Selama bertahun-tahun, kondisi ruas jalan ini menjadi keluhan utama warga: permukaannya banyak berlubang, struktur lapisannya telah mengalami kerusakan lanjut, dan sering kali menjadi lokasi terjadinya insiden kecelakaan lalu lintas. Sebagai satu-satunya jalur akses utama yang menghubungkan wilayah Kecamatan Sukaratu dengan pusat pemerintahan dan perekonomian Kota Tasikmalaya melalui jalur tembusan Ciponnyo–Indihiang, kerusakan jalan ini menimbulkan berbagai dampak negatif. Di antaranya adalah meningkatnya biaya operasional kendaraan, risiko keselamatan perjalanan, serta terhambatnya kelancaran mobilitas barang dan jasa. Meskipun pembiayaannya bersumber dari pinjaman daerah yang pada dasarnya menjadi tanggung jawab kolektif warga, kehadiran proyek ini tetap disambut dengan rasa syukur, mengingat kebutuhan akan akses yang layak sudah sangat mendesak.

Apresiasi atas perhatian pemerintah daerah ini disampaikan oleh Ramdan tauhid dari Majelis Pertimbangan Organisasi MPC Pemuda Pancasila Kabupaten Tasikmalaya. Dan ketua PAC kecamatan sukaratu H. Abud suciptra  keduanya menegaskan bahwa kebijakan ini merupakan langkah strategis yang tidak hanya menyelesaikan masalah fisik jalan, tetapi juga membuka ruang bagi peningkatan kesejahteraan warga. “Selama ini kami terus menyampaikan keluhan mengenai kondisi jalan yang rusak parah. Kini harapan itu terwujud.

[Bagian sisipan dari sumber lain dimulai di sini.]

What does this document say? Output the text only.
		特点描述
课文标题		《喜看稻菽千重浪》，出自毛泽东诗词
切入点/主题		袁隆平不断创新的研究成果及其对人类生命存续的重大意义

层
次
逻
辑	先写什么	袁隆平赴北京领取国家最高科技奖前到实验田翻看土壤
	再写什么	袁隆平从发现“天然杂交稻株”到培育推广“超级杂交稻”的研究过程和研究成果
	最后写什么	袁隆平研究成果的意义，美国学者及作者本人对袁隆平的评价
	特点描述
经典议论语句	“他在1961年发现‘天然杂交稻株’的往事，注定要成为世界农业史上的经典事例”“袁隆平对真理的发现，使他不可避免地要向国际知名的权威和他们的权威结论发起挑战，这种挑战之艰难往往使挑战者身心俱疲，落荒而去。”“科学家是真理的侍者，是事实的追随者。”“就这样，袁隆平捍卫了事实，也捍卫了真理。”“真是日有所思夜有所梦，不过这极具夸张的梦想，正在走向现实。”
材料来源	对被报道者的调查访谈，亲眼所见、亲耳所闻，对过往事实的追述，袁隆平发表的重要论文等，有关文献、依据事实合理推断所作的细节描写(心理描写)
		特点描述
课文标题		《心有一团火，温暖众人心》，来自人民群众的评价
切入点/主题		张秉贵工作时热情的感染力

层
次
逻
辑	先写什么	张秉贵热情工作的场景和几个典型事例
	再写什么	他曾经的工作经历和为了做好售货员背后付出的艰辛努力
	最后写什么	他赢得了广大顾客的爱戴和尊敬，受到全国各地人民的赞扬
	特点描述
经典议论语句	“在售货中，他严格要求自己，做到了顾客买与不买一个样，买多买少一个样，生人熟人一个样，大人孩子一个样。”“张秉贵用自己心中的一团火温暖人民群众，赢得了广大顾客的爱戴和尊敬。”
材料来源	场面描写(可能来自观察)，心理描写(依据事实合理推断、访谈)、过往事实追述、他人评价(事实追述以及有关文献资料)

Kami menyampaikan penghargaan setinggi-tingginya kepada Pemerintah Kabupaten Tasikmalaya yang telah mengakomodasi aspirasi masyarakat. Jalan yang menjadi jalur penghubung menuju Indihiang dan Kota Tasikmalaya ini kini mulai diperbaiki, sehingga menjadi beban tersendiri bagi setiap pengguna,” ungkapnya.

Kebahagiaan pun tersimpan jelas di raut wajah anak-anak sekolah yang bersekolah di SMP Negeri 1 Sukaratu. Mereka merasa sangat bangga dan tulus mengucapkan terima kasih kepada Pemerintah Kabupaten Tasikmalaya melalui Dinas Pekerjaan Umum Kabupaten Tasikmalaya. Sebagai pengguna rutin lintasan ini, mereka merasakan manfaat langsungnya: perjalanan ke sekolah kini menjadi lebih aman, nyaman, dan tidak lagi terhambat oleh lubang atau permukaan jalan yang rusak seperti sebelumnya.

Namun, dalam perjalanan pelaksanaannya, proyek ini tidak lepas dari pengawasan dan pertanyaan kritis dari lingkungan masyarakat. Perhatian tertuju khususnya pada aspek teknis pelaksanaan, terutama terkait metode pemasangan komponen saluran pembuangan air atau yang dikenal secara lokal sebagai uditch. Menanggapi hal tersebut, Iyus selaku penanggung jawab bidang administrasi dan teknis proyek memberikan penjelasan secara sistematis, mendasar, dan sesuai dengan kaidah keteknikan yang berlaku.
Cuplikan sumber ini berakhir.